Enterprise-wide authentication and authorization provide access to the internal web sites and other services.
Single identity is tracked across all enterprise services, enabling a single sign-on (SSO) that provides access to the internal websites and other services.
Use cases for this example would detail login procedures, reading email, sending email, personalizing the portal, synchronizing calendars, and other similar user activities.
The following figure shows a logical architecture for this type of identity-based communications solution.
For a deployment solution of this nature, there typically are numerous detailed use cases outlining the user interaction with the services provided by the solution. This example focuses on the interaction among components when a user logs into a portal from a web browser client. The example splits this login scenario into two use cases:
User logs in, becomes authenticated, and Portal Server retrieves the user’s portal configuration.
Portal Server retrieves email and calendar information to display in the web client.
The two use cases can be considered one extended use case. However, for this example, the use cases are separated for simplicity.
Web browser client sends user ID and password to Portal Server.

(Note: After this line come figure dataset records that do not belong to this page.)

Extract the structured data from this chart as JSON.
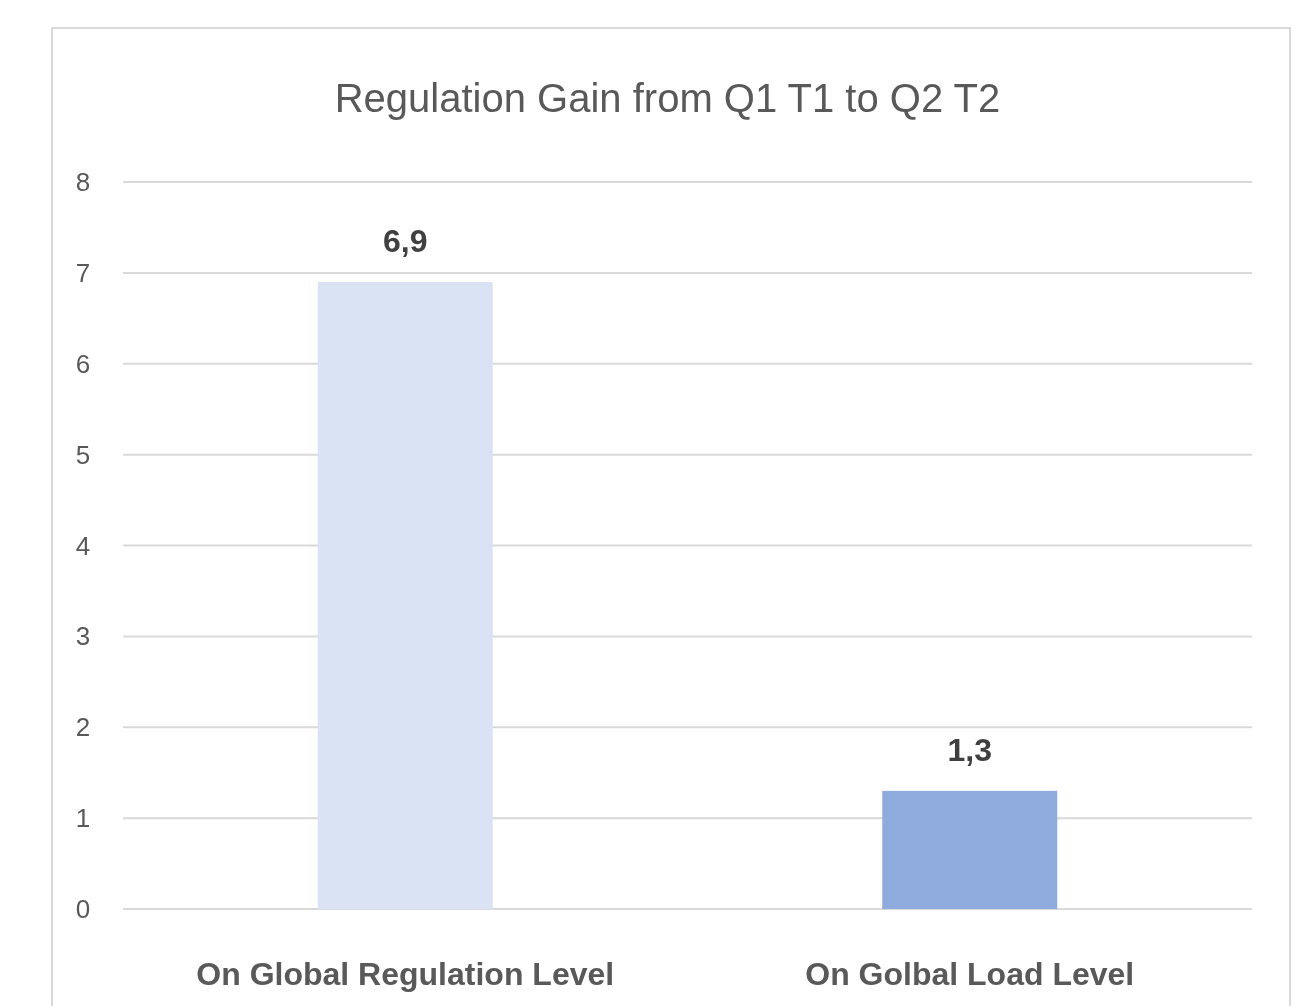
{
  "chart_data": {
    "type": "bar",
    "title": "Regulation Gain from Q1 T1 to Q2 T2",
    "categories": [
      "On Global Regulation Level",
      "On Golbal Load Level"
    ],
    "values": [
      6.9,
      1.3
    ],
    "colors": [
      "#dae3f3",
      "#8faadc"
    ],
    "value_labels": [
      "6,9",
      "1,3"
    ],
    "ylim": [
      0,
      8
    ],
    "yticks": [
      0,
      1,
      2,
      3,
      4,
      5,
      6,
      7,
      8
    ],
    "grid": "y"
  }
}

Portal Server requests authentication from Access Manager.
Access Manager requests verification of user ID and password from Directory Server.
Directory Server verifies user ID and password.
Access Manager requests user profile from Directory Server.
Directory Server returns user profile.
Portal Server requests user display profile from Access Manager.
Access Manager returns portal configuration.
Portal configuration is displayed in web browser client.
After successful log in, authentication, and retrieval of portal configuration, Portal Server requests email messages from Messaging Server MMP.
MMP requests message list from Messaging Server STR.
STR returns message list to MMP.
MMP forwards message headers to Portal Server.
Portal Server requests calender information from Communications Express.
Communications Express requests calendar information from Calendar Server backend.
Calendar Server backend returns calendar information to Communications Express.
Communications Express forwards calendar information to Portal Server.
Portal Server sends all channel information to web browser client.